Historic house in Minnesota, United States

The E.S. Hoyt House is a historic house in Red Wing, Minnesota, United States, designed by the firm of Purcell & Elmslie and built in 1913. The house is listed on the National Register of Historic Places. It is also a contributing property to the Red Wing Residential Historic District.

== Description and history ==
The house is one of their more elaborate designs because its owner had a budget that allowed for lavish decoration. The result is comparable to the William Gray Purcell House and the Edward L. Powers House, both in Minneapolis. The horizontal lines of the Prairie School are more pronounced in this house; they are expressed in the bands of art glass windows on both levels and the cantilevered second story. Its owner, E.S. Hoyt, was the president of the Red Wing Stoneware Company.

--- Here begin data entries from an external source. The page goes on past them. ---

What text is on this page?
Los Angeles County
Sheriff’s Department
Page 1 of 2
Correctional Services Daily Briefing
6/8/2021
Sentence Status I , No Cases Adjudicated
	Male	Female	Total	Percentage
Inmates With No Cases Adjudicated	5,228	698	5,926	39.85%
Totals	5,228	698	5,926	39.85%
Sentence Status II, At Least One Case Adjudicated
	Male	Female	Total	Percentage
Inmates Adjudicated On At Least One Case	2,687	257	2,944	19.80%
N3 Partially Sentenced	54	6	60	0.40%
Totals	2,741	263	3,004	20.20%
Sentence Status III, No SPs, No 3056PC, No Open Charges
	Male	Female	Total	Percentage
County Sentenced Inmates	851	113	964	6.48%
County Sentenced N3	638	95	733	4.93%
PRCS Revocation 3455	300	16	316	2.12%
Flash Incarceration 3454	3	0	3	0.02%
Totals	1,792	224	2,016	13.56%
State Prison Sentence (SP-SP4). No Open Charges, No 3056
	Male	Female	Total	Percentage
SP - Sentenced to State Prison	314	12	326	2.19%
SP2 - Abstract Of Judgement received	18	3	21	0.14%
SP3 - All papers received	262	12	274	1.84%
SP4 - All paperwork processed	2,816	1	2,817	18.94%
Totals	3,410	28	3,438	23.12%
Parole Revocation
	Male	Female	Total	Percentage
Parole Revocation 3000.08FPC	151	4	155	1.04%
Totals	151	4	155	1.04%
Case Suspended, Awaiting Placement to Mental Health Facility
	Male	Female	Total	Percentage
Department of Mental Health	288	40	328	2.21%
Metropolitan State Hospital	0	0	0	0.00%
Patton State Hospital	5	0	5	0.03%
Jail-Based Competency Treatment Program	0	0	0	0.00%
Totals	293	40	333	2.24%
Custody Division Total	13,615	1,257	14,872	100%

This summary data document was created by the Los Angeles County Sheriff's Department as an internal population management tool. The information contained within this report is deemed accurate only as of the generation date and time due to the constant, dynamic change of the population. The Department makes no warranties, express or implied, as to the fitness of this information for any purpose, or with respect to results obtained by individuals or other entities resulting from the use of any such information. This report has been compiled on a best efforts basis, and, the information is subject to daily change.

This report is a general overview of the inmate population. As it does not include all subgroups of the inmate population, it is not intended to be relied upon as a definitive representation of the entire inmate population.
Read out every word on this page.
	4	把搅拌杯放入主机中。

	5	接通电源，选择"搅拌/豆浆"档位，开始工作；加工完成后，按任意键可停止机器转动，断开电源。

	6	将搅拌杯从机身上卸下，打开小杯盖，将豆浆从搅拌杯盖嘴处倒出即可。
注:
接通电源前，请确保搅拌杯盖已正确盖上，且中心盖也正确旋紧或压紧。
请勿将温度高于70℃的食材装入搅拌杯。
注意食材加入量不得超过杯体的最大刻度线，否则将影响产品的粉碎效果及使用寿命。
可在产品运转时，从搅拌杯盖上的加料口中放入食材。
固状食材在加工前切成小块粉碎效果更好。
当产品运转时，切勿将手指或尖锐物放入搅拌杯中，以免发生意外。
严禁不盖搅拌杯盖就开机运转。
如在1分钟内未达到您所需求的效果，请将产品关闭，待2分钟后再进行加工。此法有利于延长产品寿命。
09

The exterior is clad with brick on the first floor and red stucco on the second floor. The house has ten rooms and about 3600 sqft of floor space. It has 99 diamond-paned art glass windows and a considerable amount of quarter sawn white oak wood ornamentation. The second story of the house is cantilevered over the first story. The entrance opens into a hallway that leads to a library on the left and a living room on the right. The living room, dining room, and an enclosed porch are all stretched across the front of the house and provide plenty of light through the art glass windows. Several of these windows provide panoramic views of the Mississippi River. The kitchen is located behind the dining room, although it has been remodeled since its original design. The second floor of the house has four bedrooms and two bathrooms, several of which have corner windows that expand the sense of space. The maid's room, over the kitchen, had a separate staircase.